Some Teen Challenge youth centers advertise themselves as places for students struggling with depression, eating disorders, and suicidal thoughts, among other ailments, but students told me they seldom had access to trained mental-health counsellors. A student named Megan, who didn’t want me to use her last name, because she feared retaliation from Teen Challenge, told me that, in 2020, her parents drove her from a psychiatric hospital directly to a Teen Challenge in Lebanon, Indiana. She had to wear an ankle monitor for two weeks. “I asked every person I met, ‘What is this place called?’ ” she said. “Can somebody please explain this to me?” In a journal that she kept throughout her time there, she described meeting an adviser she’d been assigned. “I was asking what my treatment plan is and she laughed and said ‘That’s not how we work here, you cooperate with the program,’ ” Megan wrote. In frustration, she threw a water bottle across the room. As punishment, she was put on Talking Fast for a week, during which time she tried to kill herself. She began tallying the number of times students tried to cut or harm themselves. “Since I’ve been here,” she wrote, “I’ve witnessed 13 suicide attempts not including my own.”
that’s not another perspective. nobody ever said there weren’t bona fide residential treatment centers or therapeutic schools. it’s the unregulated, untherapeutic “tough love” ones that are the problem - and this variety often is so-called “wilderness therapy.”

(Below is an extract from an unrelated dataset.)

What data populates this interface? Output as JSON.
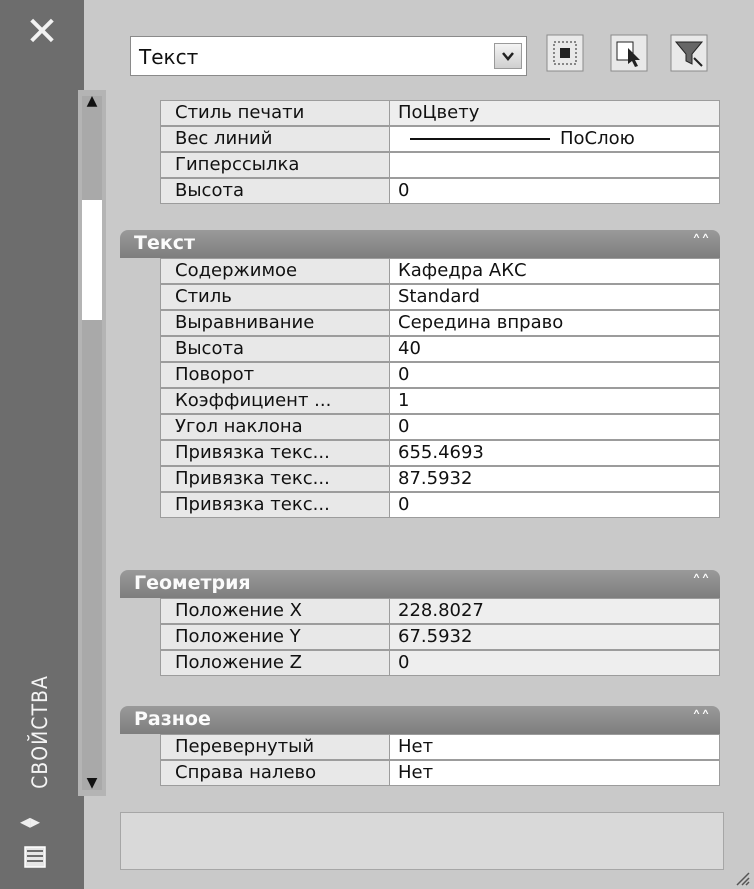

Why would I spend 2 seconds reading something Paris Hilton wrote. She who has had every privilege in life. Never worked a day in her life and best know for a homemade sex video.
Anonymous wrote:I have no experience with wilderness programs, because after years of intensive therapy and getting worse with serious and scary issues my son was stabilized by day hospitalization. I was really scared by the program, which was in a rundown hospital in a decrepit neighborhood. But they finally helped my kid. I am lucky that the pandemic was also probably what he needed. But I want to throw in for day hospitalization here - you have way more ability to observe and control and talk with caregivers every day to make sure things are ok. I wish you luck op.